Lets take a look at memory fit improvements by concentrating on data types:

  • Short primary keys. There is a lot of space to be saved by keeping your PRIMARY KEY as short as possible. InnoDB uses a clustered index, with the value of the PRIMARY KEY also included in each secondary index as an internal row pointer.

  • Smaller values for indexed columns. Indexed values are essentially duplicated because they appear in both the index and the table row, so there is an amplification created by any inefficiency.

    How much of a memory fit improvement you will gain depends on how the index is accessed. For example:

    • SELECT DISTINCT(indexed_col) FROM my_table requires all of the index in memory to be efficient.
    • Ranged access such as SELECT * FROM my_table WHERE indexed_col BETWEEN x AND y may also require more memory fit if the ranges are wide. However, this can also be true for non ranged access (i.e. SELECT * FROM my_table WHERE indexed_col = x) if indexed_col is not unique and matches a number of rows.
    • If the index has good cardinality (i.e. a high distribution of values), and the queries executed focus on a smaller percentage of values, then memory fit may be less important.
  • Smaller values for un-indexed columns. It is also important to make sure that any un-indexed columns are small, but to a lesser degree. The case where I expect it to matter the most is if your workload includes table scans, or if there is the situation where ‘hot’ rows are highly scattered amongst a large number of pages.

    Small side-note: MySQL 5.6 allows you to change the InnoDB page size, which may help improve memory fit in this case too.

That’s all I can think of. What am I missing?

Published by

morgo

I joined MySQL AB in 2006, left, and am now back at Oracle working on the MySQL team. I’ve also worked at Percona and InPowered.

  • ronaldbradford

    A feature of MySQL is the use of UNSIGNED. So a AUTO_INCREMENT primary key of INT UNSIGNED can contain twice the rows of INT (default SIGNED). INT UNSIGNED means 4.3 billon rows are possible. People sometimes like to argue, but what if I want more then 4.3 billon rows in a table, to which I respond you will have other problems. NOTE: I am referring to AUTO_INCREMENT keys keys, there are distinct reasons for using BIGINT in other columns.

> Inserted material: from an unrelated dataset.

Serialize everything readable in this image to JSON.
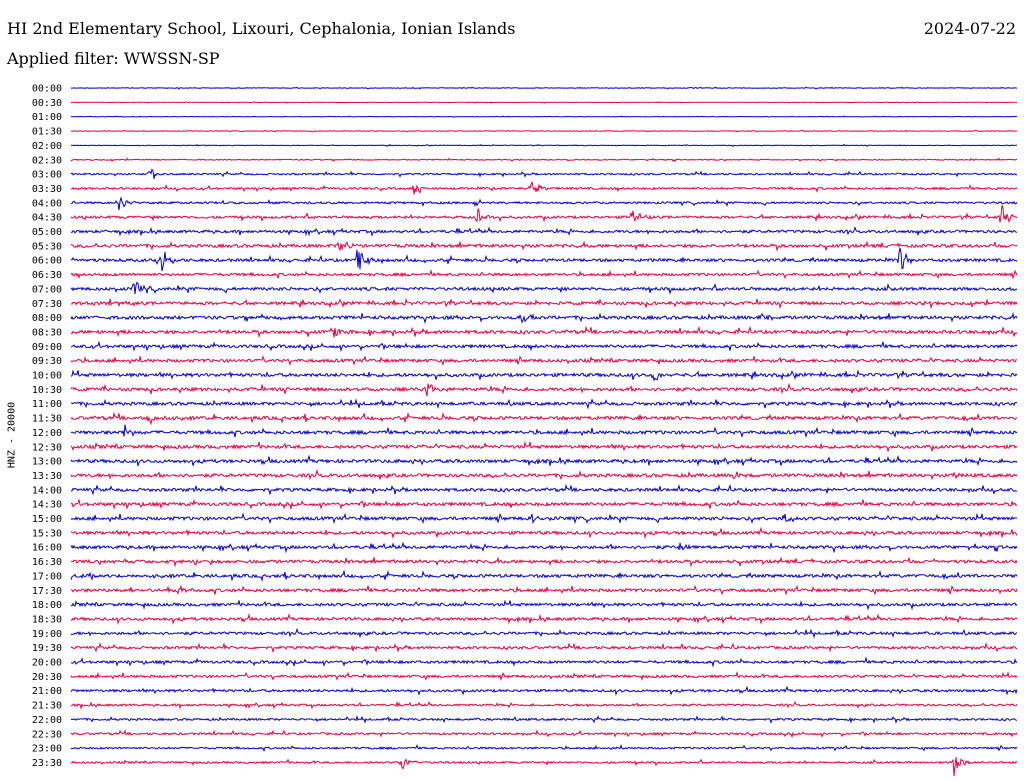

    I agree VARCHAR(15) compared to INT UNSIGNED is far better for an IP address, but everybody still does it. Using VARCHAR also eliminates the ability to range search across different masks.

    I often see people putting a MD5 into a VARCHAR(32) column. First it should be CHAR(32) as there is an overhead for VARCHAR(). Not to mention you can UNHEX() and store in BINARY(16). The question is why are you using a MD5 value. If you never view it, it’s say hash or unique constraint, save the space.

    Likewise there is an overhead for not specifying NOT NULL. My recommendation is a column should ALWAYS BE NOT NULL unless you can state a reason why the value is unknown, other than the default of NULL.

    There are lot more tricks in optimizing space, and as a byproduct introducing some data integrity, including for example ENUM. However, SQL_MODE is more important considering (and rarely set).

    I would further recommend two important things about data types.

    1. Ensure a column is the same datatype between joins in tables. This introduces issues in performance if the data types (including collations) differ.

    2. Don’t use literals for storing and/or retrieving numeric values in SQL, i.e. ColA = 1 and ColA = ‘1’ may result in the same answer,but internally the later is quite inefficient in comparison.

    • These are great additions – thank you for commenting!

      UNSIGNED vs SIGNED is an interesting argument. I actually don’t mind users only having signed, since the SQL standards and Java only have signed integers.

      NOT NULL is an important attribute, which I would consider most important on indexed columns.

      MD5s is a great example besides IP addresses of something easily compressible.

      • ronaldbradford

        While I agree the UNSIGNED/SIGNED discussion has many views, in essence; when combined with SQL_MODE; it is a form of referential integrity, i.e. said number field cannot contain a negative value. While it is not truly ANSI standard SQL it’s a product feature that does provide data integrity.